Second, there’s materialism. Vampires are perfectly attuned to our deeply materialistic age. They live forever, they can stay beautiful, they can hoard riches and have passionate relationships. People can relate to that; they can even crave that and want to become that. One can see why someone would want to identify with Lestat, but, really, who would want to swap places with zombies or with Frankenstein? Vampire literature seems to resonate quite well with teen readers, and no wonder, in an age group anxiously concerned with looks and belonging and attaining. Imagine that, having youthful beauty forever—and all sorts of power (over your elders, say) and status symbols, too. It’s a way to beat death and stay fleshful—even if one person’s success is paid for with other people’s blood. It starts to sound like a warped and savage form of capitalism. Bottom line: sadly enough, we can relate.
That’s my half-baked theory. Maybe it holds water. Having said that, a couple of days ago I discovered a book that I’d have to read if I wanted to pursue this further. It’s called The Vampire Archive, edited by Otto Penzler, and it was published this year. It holds over a thousand pages of vampire stories, from classics like LeFanu and Stoker to modern masters of the genre like Stephen King. I was surprised to find some names in there I would’ve never associated with vampires, like Arthur Conan Doyle, Ray Bradbury, Ambrose Bierce, and John Keats. The anthology really deserves a closer look.

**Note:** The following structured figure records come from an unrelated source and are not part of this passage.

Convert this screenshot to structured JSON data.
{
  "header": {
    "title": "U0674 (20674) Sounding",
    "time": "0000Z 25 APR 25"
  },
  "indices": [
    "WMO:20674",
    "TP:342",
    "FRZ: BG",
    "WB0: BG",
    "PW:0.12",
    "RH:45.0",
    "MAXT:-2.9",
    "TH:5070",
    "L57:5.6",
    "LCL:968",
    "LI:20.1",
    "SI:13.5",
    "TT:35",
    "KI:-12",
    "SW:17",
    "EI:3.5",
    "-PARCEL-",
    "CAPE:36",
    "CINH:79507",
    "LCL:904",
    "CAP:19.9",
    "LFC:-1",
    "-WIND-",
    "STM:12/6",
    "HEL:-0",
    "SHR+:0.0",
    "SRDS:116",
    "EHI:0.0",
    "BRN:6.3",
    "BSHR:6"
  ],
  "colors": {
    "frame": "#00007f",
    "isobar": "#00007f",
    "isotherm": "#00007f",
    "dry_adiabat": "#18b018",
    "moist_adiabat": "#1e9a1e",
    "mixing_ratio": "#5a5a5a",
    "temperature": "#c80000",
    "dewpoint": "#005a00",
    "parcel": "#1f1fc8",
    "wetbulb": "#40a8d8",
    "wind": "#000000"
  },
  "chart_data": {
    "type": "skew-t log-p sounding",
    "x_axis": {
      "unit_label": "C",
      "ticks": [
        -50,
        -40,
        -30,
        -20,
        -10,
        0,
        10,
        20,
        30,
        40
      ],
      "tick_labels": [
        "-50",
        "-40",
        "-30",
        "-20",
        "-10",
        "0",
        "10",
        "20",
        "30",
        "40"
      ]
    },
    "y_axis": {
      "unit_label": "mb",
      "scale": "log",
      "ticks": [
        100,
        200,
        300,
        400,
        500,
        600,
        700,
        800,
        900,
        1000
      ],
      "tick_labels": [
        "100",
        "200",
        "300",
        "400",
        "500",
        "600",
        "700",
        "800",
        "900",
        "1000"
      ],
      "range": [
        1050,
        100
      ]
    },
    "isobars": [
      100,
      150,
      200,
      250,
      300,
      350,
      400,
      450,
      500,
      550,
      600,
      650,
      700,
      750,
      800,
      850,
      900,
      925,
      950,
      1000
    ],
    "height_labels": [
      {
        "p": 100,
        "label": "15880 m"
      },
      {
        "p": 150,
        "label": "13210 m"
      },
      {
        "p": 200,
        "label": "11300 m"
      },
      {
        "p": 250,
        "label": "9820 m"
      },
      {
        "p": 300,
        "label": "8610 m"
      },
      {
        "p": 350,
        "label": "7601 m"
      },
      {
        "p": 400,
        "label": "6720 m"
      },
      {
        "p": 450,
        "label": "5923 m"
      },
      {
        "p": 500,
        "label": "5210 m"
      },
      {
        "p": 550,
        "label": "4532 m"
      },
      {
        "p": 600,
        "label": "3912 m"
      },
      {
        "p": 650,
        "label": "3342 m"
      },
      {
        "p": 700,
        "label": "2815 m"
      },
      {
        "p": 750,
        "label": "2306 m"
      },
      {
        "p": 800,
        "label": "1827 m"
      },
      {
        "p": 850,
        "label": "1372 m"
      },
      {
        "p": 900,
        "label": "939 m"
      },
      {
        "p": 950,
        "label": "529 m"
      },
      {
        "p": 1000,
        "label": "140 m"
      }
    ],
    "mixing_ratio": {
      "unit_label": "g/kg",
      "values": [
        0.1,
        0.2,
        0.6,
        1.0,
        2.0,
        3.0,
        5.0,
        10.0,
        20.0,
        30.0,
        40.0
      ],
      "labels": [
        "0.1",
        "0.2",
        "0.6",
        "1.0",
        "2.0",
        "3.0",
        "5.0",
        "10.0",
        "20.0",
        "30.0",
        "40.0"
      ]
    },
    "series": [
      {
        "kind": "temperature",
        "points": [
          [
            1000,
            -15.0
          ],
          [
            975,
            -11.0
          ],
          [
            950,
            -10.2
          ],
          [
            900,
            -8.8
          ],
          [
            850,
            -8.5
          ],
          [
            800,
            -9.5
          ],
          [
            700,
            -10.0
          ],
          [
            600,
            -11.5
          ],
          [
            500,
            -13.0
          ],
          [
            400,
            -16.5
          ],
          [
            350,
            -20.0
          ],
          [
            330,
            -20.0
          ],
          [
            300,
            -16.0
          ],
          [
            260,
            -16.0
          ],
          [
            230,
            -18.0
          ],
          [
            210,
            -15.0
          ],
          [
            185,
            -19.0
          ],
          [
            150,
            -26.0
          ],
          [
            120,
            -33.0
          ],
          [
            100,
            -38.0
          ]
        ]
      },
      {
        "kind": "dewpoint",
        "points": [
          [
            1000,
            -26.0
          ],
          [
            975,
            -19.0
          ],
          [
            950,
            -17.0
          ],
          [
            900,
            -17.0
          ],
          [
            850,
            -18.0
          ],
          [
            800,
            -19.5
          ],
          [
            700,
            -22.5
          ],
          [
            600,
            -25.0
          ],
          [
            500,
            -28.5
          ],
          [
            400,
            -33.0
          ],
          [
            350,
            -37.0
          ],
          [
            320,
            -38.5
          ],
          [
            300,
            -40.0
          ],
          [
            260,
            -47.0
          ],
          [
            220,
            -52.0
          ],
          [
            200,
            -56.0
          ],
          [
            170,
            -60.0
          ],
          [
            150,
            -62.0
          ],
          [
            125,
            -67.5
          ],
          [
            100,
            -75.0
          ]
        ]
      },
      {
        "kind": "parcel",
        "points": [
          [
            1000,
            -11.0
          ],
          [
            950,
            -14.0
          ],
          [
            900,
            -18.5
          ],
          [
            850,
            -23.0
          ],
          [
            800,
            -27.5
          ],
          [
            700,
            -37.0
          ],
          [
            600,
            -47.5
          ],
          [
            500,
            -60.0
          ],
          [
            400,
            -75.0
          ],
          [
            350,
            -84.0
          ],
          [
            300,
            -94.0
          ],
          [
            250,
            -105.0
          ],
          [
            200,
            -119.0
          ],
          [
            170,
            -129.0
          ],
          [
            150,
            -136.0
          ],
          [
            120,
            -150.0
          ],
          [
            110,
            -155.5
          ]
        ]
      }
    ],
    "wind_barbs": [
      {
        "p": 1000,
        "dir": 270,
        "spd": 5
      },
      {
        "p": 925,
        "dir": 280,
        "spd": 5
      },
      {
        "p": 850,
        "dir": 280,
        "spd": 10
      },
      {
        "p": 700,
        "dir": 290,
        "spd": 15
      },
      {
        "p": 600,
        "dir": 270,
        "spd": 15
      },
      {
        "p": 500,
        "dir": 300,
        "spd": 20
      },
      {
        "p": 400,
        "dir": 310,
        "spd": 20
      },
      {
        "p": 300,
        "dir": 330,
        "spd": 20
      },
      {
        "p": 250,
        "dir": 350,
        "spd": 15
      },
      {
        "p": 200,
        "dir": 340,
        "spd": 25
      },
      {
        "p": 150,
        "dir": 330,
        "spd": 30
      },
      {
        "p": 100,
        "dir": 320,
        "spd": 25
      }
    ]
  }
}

Plus, the opening pages (courtesy of Kim Newman, Neil Gaiman, and Otto Penzler) were revealing. For instance, Newman shows that, despite a millenarian history of blood-drinkers, our modern notions of vampires come from a single man: John Polidori. Polidori wrote up Lord Ruthven in his 1819 novel The Vampyre, and thus spawned the now familiar “coldhearted, sophisticated, aristocratic fashion plate who indulges in a style of melodramatic villainy.” (By the way, Polidori’s novel came out of the same bet that goaded Mary Shelley to write Frankenstein; Penzler calls that night “perhaps the most significant single moment in the history of supernatural literature.”) Of course, Bram Stoker, propped on LeFanu’s “Carmilla,” made Polidori's icon more long lasting through Dracula, which was not as wildly popular when it first came out as it became later. Newman traces how vampire literature strayed from horror literature in general and became its single most successful offspring. Few significant vampire novels were written in the mid-twentieth century, but vampire literature flared up again in the 70s, with Stephen King’s Salem Lot, Fred Saberhagen’s The Dracula Tape, and Anne Rice’s Interview with the Vampire. All of this is worth looking into. And The Vampire Archives seems like a great place to look first.